Viewers reacted swiftly and angrily across the Internet, venting their wrath over the much anticipated but ambiguous, anticlimactic Sopranos finale, "Made in America."
Here’s a sampling of messages mostly off HBO’s boards, at least the one’s that are printable.
"That was an AMAZING finale, it ranks right up there with the Seinfeld finale."
"Chase needs to have a sit down with Alan Ball [Six Feet Under] who could teach him a few things."
"Chase has entered the witness protection program because of the backlash from this final episode. He’s gone to ground…its an expression."
In the final scene, the Soprano family takes their seats one by one at a local diner. AJ is cured of his depression after watching his Nissan Xterra explode. Meadow has found true love and probably a job that pays $170,000 per year. Carmela appears to be working on her next real estate project. Tony has finally learned (a little) to check his need to wallow in the emotional deprivation of his childhood. The music in the diner is too loud and the camera cuts frequently to the patrons - to a man who takes a seat at the end of the counter and to a mysterious fellow in a baseball cap with his face averted. Meadow has trouble parking her car and is the last to arrive. She approaches the door. The bell chimes; Tony looks up and…
Nothingness. The screen goes black. Millions were certain that their cable systems had mysteriously crashed. Said one user, "that was just a rotten thing to do to all the fans for all those years. I thought my cable had gone out! It wasn’t cute, it wasn’t funny, it wasn’t interesting, it was just rotten.

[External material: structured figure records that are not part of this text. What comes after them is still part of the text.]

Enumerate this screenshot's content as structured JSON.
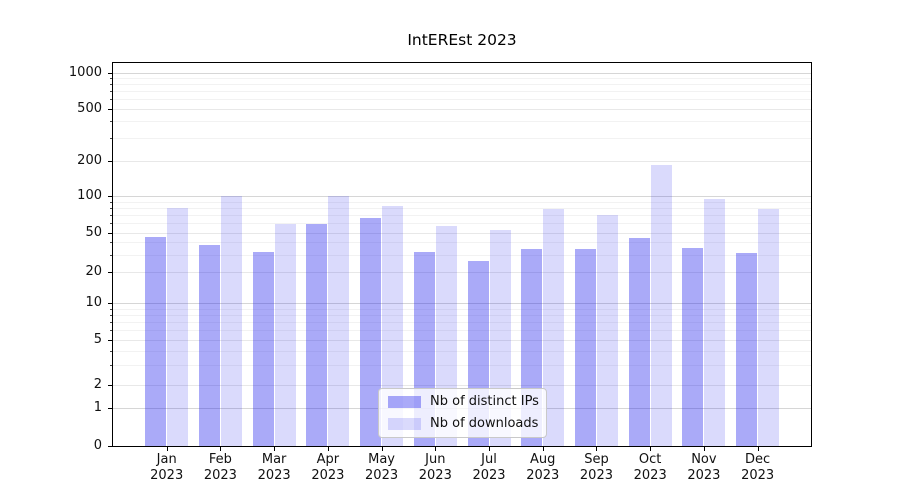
{
  "figure": {
    "title": "IntEREst 2023"
  },
  "chart_data": {
    "type": "bar",
    "title": "IntEREst 2023",
    "y_scale": "symlog",
    "categories": [
      "Jan",
      "Feb",
      "Mar",
      "Apr",
      "May",
      "Jun",
      "Jul",
      "Aug",
      "Sep",
      "Oct",
      "Nov",
      "Dec"
    ],
    "category_year": "2023",
    "series": [
      {
        "name": "Nb of distinct IPs",
        "color": "rgba(20,20,235,0.36)",
        "values": [
          45,
          38,
          32,
          59,
          66,
          32,
          26,
          34,
          34,
          44,
          35,
          31
        ]
      },
      {
        "name": "Nb of downloads",
        "color": "rgba(20,20,235,0.155)",
        "values": [
          80,
          100,
          59,
          100,
          83,
          57,
          53,
          78,
          70,
          184,
          94,
          79
        ]
      }
    ],
    "y_ticks": [
      0,
      1,
      2,
      5,
      10,
      20,
      50,
      100,
      200,
      500,
      1000
    ],
    "y_minor_gridlines": [
      3,
      4,
      6,
      7,
      8,
      9,
      30,
      40,
      60,
      70,
      80,
      90,
      300,
      400,
      600,
      700,
      800,
      900
    ],
    "ylim": [
      0,
      1000
    ],
    "grid": true,
    "legend_position": "lower center inside",
    "colors": {
      "axis": "#000000",
      "grid_decade": "#d6d6d6",
      "grid_labeled": "#e8e8e8",
      "grid_minor": "#f2f2f2",
      "background": "#ffffff"
    }
  }
}
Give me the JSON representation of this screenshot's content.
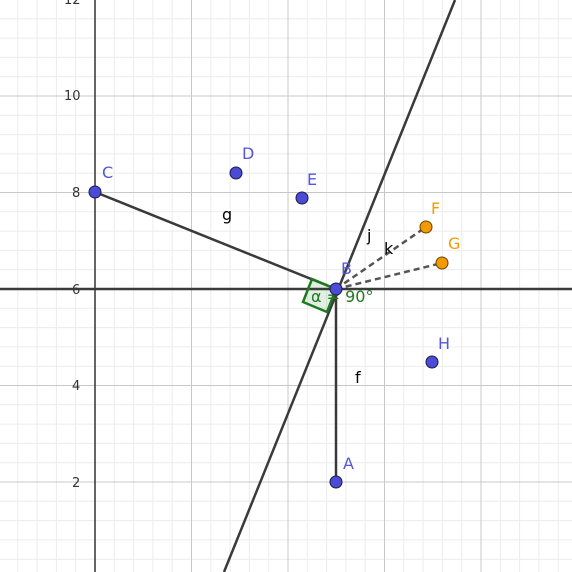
{
  "app": "GeoGebra",
  "axes": {
    "y_ticks": [
      "2",
      "4",
      "6",
      "8",
      "10",
      "12"
    ]
  },
  "colors": {
    "point_blue": "#4b4bd6",
    "point_orange": "#f29a00",
    "label_blue": "#5555dd",
    "label_orange": "#f29a00",
    "line": "#3a3a3a",
    "angle": "#1f7a1f",
    "axis": "#333333",
    "grid_major": "#c8c8c8",
    "grid_minor": "#ececec"
  },
  "points": [
    {
      "id": "A",
      "label": "A",
      "color": "blue"
    },
    {
      "id": "B",
      "label": "B",
      "color": "blue"
    },
    {
      "id": "C",
      "label": "C",
      "color": "blue"
    },
    {
      "id": "D",
      "label": "D",
      "color": "blue"
    },
    {
      "id": "E",
      "label": "E",
      "color": "blue"
    },
    {
      "id": "F",
      "label": "F",
      "color": "orange"
    },
    {
      "id": "G",
      "label": "G",
      "color": "orange"
    },
    {
      "id": "H",
      "label": "H",
      "color": "blue"
    }
  ],
  "objects": {
    "f": "f",
    "g": "g",
    "j": "j",
    "k": "k"
  },
  "angle": {
    "name": "α",
    "text": "α = 90°"
  }
}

I feel used."
Then, as the credits began to roll in silence, fans switched over to their other screens, vainly trying to sort out the cryptic conclusion. They could easily supply their own endings based on the rich history of the series and recent breadcrumbs scattered by Chase. There was much speculation about the patrons. Some saw Janice, Tony’s sister, walk into the diner; others were sure they spotted the hardware store owner who lost his business to Tony over gambling debts. Many noted Tony’s flashback (in last week’s episode) to a conversation with Bobby.
There was also a controversy brewing about a shot said to be missing from the very end of the east coast feed.
Chase handed over responsibility for the finale to the viewers who were free to interpret the series according to their own prejudices and anxieties. It’s a user-generated finale, left to the vast imagination of the audience.
The Sopranos: a national Rorschach test.
The press and viewers were certainly abuzz over the surprise ending. A number of viewers, disgusted, said they were canceling their HBO subscriptions sooner rather than later. Many felt cheated and manipulated. And since David Chase hasn’t ruled out a Sopranos movie, maybe they were.
UPDATE: 9:24a.m.PDT - The New York Post is trolling the HBO board for feedback from angry viewers who are threatening to cancel their subscriptions:
Posted: Jun 11, 2007 12:12 PM (1087 of 1144)
I would be interested in hearing from anyone, via e-mail, who’s cancelling their subscription to HBO because of their disappointment over last night’s "Sopranos" finale.